FDA Refuses to Approve Stealth’s Barth Syndrome Therapy, But Offers Path Forward

Rare Daily Staff

The U.S. Food and Drug Administration notified Stealth Biotherapeutics that it would not approve elamipretide, the company’s experimental therapy for the rare mitochondrial condition Barth syndrome, but did offer a path forward.

The decision comes after a more than 16-month wait since Stealth applied for approval to market elamipretide, five years of discussion with the agency, and a positive recommendation from a 2024 Cardiovascular and Renal Drugs Advisory that found elamipretide effective for the treatment of Barth syndrome.

The regulatory pathway for elamipretide has been complex and extended across four different FDA review divisions since data was first presented to the agency in 2019. The ultra-rare nature of Barth syndrome, the FDA’s reservations regarding the positive data from a phase 3 natural history control study assessing the functional endpoints utilized in the open-label extension, and the FDA’s prior refusal to consider an accelerated approval pathway all contributed to the challenges of the review.

The case is being watched to see how the agency under the new administration will approach ultra-rare diseases and what regulatory flexibility they may use. FDA Commissioner Marty Makary has expressed a willingness to craft a more flexible pathway for ultra-rare disease therapies, but has offered no specifics about such a pathway.

“It’s unconscionable that it now will take even longer for the FDA to rule on this drug for our very small population with no other specific therapies,” said Emily Milligan, executive director, Barth Syndrome Foundation. “This administration has sent strong signals it’s serious about defining a process that works for rare disease families. Now is the time to deliver. We need FDA leadership to take strong, decisive action and put an end to the hemming and hawing. This literally translates into life, death, and better lives for our children.”

In its application to the FDA, Stealth proposed the agency consider knee extensor muscle strength as a potential intermediate clinical endpoint to support accelerated approval. Stealth previously submitted data on this measure and the FDA has now agreed to this. The phase 2 data showed that knee extensor muscle strength improved by more than 45 percent and it was significantly correlated with improvements on the six-minute walk test, an FDA-recognized indicator of clinical benefit. The FDA has recommended that the company resubmit its application.

The company said it has implemented a 30 percent reduction in its personnel to conserve resources to fund a potential resubmission of its application and avoid interrupting patients’ access to elamipretide through the company’s expanded access program.

“We recognize that the FDA’s recommendation for an accelerated approval for elamipretide in Barth syndrome offers a path forward for this incurable pediatric disease that affects an incredibly small number of individuals worldwide,” said Reenie McCarthy, CEO. “Elamipretide, which targets the cardiolipin deficit central to Barth syndrome, is the only agent in clinical development to treat this ultra-rare disease for which the FDA has acknowledged that additional pre-approval randomized controlled trials are unfeasible. We hope the FDA will also prioritize ensuring rapid access for neonates affected by the disease subject to appropriate post-marketing safety monitoring.

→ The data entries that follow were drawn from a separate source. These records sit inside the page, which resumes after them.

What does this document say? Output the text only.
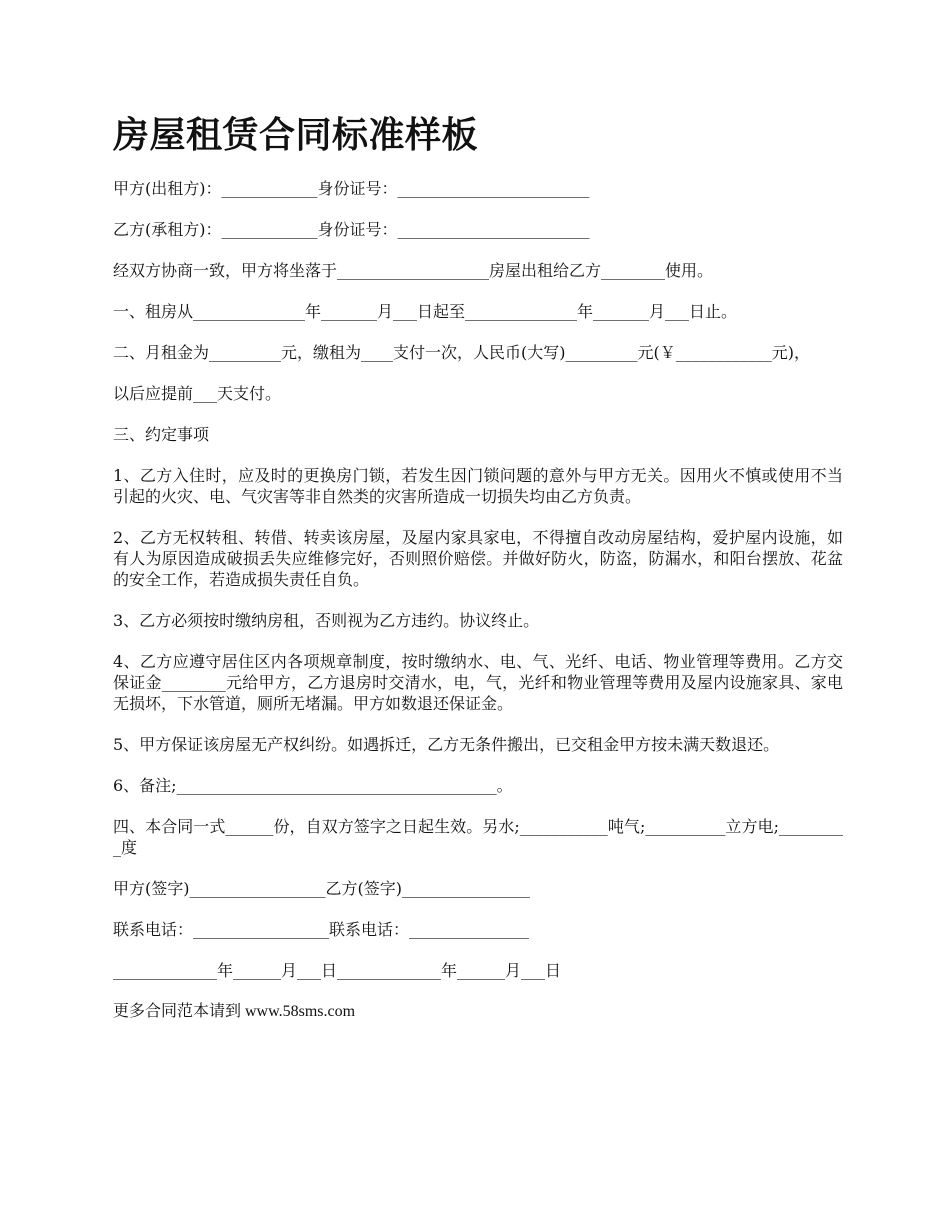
房屋租赁合同标准样板

甲方(出租方)：____________身份证号：________________________

乙方(承租方)：____________身份证号：________________________

经双方协商一致，甲方将坐落于___________________房屋出租给乙方________使用。

一、租房从______________年_______月___日起至______________年_______月___日止。

二、月租金为_________元，缴租为____支付一次，人民币(大写)_________元(￥____________元)，

以后应提前___天支付。

三、约定事项

1、乙方入住时，应及时的更换房门锁，若发生因门锁问题的意外与甲方无关。因用火不慎或使用不当引起的火灾、电、气灾害等非自然类的灾害所造成一切损失均由乙方负责。

2、乙方无权转租、转借、转卖该房屋，及屋内家具家电，不得擅自改动房屋结构，爱护屋内设施，如有人为原因造成破损丢失应维修完好，否则照价赔偿。并做好防火，防盗，防漏水，和阳台摆放、花盆的安全工作，若造成损失责任自负。

3、乙方必须按时缴纳房租，否则视为乙方违约。协议终止。

4、乙方应遵守居住区内各项规章制度，按时缴纳水、电、气、光纤、电话、物业管理等费用。乙方交保证金________元给甲方，乙方退房时交清水，电，气，光纤和物业管理等费用及屋内设施家具、家电无损坏，下水管道，厕所无堵漏。甲方如数退还保证金。

5、甲方保证该房屋无产权纠纷。如遇拆迁，乙方无条件搬出，已交租金甲方按未满天数退还。

6、备注;________________________________________。

四、本合同一式______份，自双方签字之日起生效。另水;___________吨气;__________立方电;_________度

甲方(签字)_________________乙方(签字)________________

联系电话：_________________联系电话：_______________

_____________年______月___日_____________年______月___日

更多合同范本请到 www.58sms.com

Barth syndrome is an ultra-rare genetic mitochondrial disease leading to exercise intolerance, muscle weakness, debilitating fatigue, heart failure, recurrent infections, and delayed growth. The disease is associated with reduced life expectancy, with 85 percent of early deaths occurring by age five. Barth syndrome occurs primarily in males and is estimated to affect one in 1,000,000 males worldwide or around 150 individuals in the United States. There are no approved therapies for the treatment of Barth syndrome.

Elamipretide is a peptide that targets the inner mitochondrial membrane where it binds to cardiolipin, which plays an essential role in energy conversion within cells. It has received Orphan Drug, Fast Track, Priority Review, and Rare Pediatric designations from the FDA and Orphan Drug designation from the European Medicines Agency for the treatment of Barth syndrome.

The FDA did not raise concerns with the clinical safety data, requesting only that a resubmission include any additional safety data collected since NDA submission. The company will meet with the FDA next month to discuss the proposed post-marketing study, with which the Agency previously expressed alignment when originally proposed by the Company in 2022.

The FDA’s decision to now consider an accelerated approval offers hope for access to treatment for the U.S. Barth syndrome patient community, approximately 20 percent of whom already receive elamipretide under the company’s expanded access program. However, Stealth said the agency has expressed reluctance to extend the accelerated pathway to critically ill neonates, who comprise nearly two-thirds of the company’s expanded access program. Half of early deaths reported in this lethal pediatric disease occur by age one.